In 2004 it was a huge thrill to see the man perform a powerful set at the Stadium here in Wellington, even though the filthy weather dampened the occasion and the farm-boys in the row behind talked all the way through the gig as if they weren't particularly interested in what was unfolding on the stage. And late last year I was lucky to be able to visit the V&A exhibition 'David Bowie Is' at the ACMI in Melbourne and see first hand the amazing range of Bowie costumes, stories and ephemera that helped shape this most intriguing of artistic careers.
Now as I prepare to listen to his final studio album Blackstar another time, and heartened by the news that the UK album charts are awash with people buying Bowie's music anew - ten Bowie records including Low, Aladdin Sane and Diamond Dogs in the top 40 in 2016! - I'd like to share five great Bowie tracks that helped us all turn and face the strange:
Eight Line Poem
(Recorded June-July 1971; released Hunky Dory LP)
A brief but beautiful hippie interlude on my favourite Bowie album, Eight Line Poem features a typically obtuse lyric melded with two fine, languid Mick Ronson guitar bookends and the squelching echo of producer Ken Scott's top secret recording bunker. It may not mean anything much, but sandwiched as it is on Hunky Dory's side A between the classic world-beaters Oh! You Pretty Things and Life On Mars it's a thing of rare quiet beauty, and I totally want it played at my funeral.
Waiting For The Man
(Written by Lou Reed; recorded live 20 October 1972, Santa Monica Civic Auditorium; released on "Live Santa Monica '72" LP in 2008)

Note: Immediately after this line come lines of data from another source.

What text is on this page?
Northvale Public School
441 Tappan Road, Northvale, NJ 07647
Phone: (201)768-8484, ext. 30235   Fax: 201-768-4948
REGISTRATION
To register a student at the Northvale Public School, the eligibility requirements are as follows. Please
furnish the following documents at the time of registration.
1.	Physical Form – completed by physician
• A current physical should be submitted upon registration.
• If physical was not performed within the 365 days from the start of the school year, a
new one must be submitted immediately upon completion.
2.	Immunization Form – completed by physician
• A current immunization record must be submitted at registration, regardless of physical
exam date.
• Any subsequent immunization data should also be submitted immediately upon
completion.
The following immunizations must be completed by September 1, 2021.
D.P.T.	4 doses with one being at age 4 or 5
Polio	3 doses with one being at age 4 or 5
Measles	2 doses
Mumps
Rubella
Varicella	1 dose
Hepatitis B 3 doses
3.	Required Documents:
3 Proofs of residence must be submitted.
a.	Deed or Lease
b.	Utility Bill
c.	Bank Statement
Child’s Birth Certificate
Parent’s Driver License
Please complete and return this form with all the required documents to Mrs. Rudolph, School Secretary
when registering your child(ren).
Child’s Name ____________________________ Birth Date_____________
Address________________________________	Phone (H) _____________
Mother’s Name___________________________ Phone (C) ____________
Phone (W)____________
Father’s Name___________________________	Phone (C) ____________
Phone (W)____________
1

All bow down to the incendiary epicness of Mick Ronson's lead guitar on this strutting, menacing declaration of Bowie's Lou Reed fandom. Definitely my favourite song ever about a debilitating attack of paranoia whilst waiting to purchase some tasty, nutritious class-A drugs.
(Recorded live for the Dick Cavett Show 2 November 1974, broadcast 4 December 1974)
'Hope you like my new direction!' Bowie hits Philadelphia and goes all soulboy on this crisp, punchy introduction to his new musical addiction. Great band (that sax from David Sanborn!), great backing singers (including new boy Luther Vandross, who got his start here) and simply a devastating performance. (For the full Cavett show see here).
Sound & Vision
(Recorded September-November 1976; released Low LP)
Bowie scholar Peter Doggett: 'Sound & Vision was Bowie's admission that his creative inspiration had disappeared: cunningly, he used a confession of artistic bankruptcy to spark his muse back to life... Sound & Vision didn't promise that he could reconnect with the outside world (it was telling that he chose not to promote this record in any way), but it did at least reconnect him with himself; and as such it was arguably one of the most important songs he had ever written'. The female vocals are provided by former pop star Mary Hopkin ('Those Were The Days', 'Goodbye'), who was then married to Bowie's producer Tony Visconti. As with much of the Berlin-era Bowie, this track may have been recorded 40 years ago but it still smacks effortlessly of music's future.
As The World Falls Down
It's presence on a children's movie soundtrack shouldn't distract from the fact that in the Labyrinth songs Bowie produced some of his most impressive work of the 1980s. As he entered middle age Bowie's voice suited the swooping torchsong medium even better, and this is a fine example of MOR material performed professionally to great effect. And the video has Hoggle.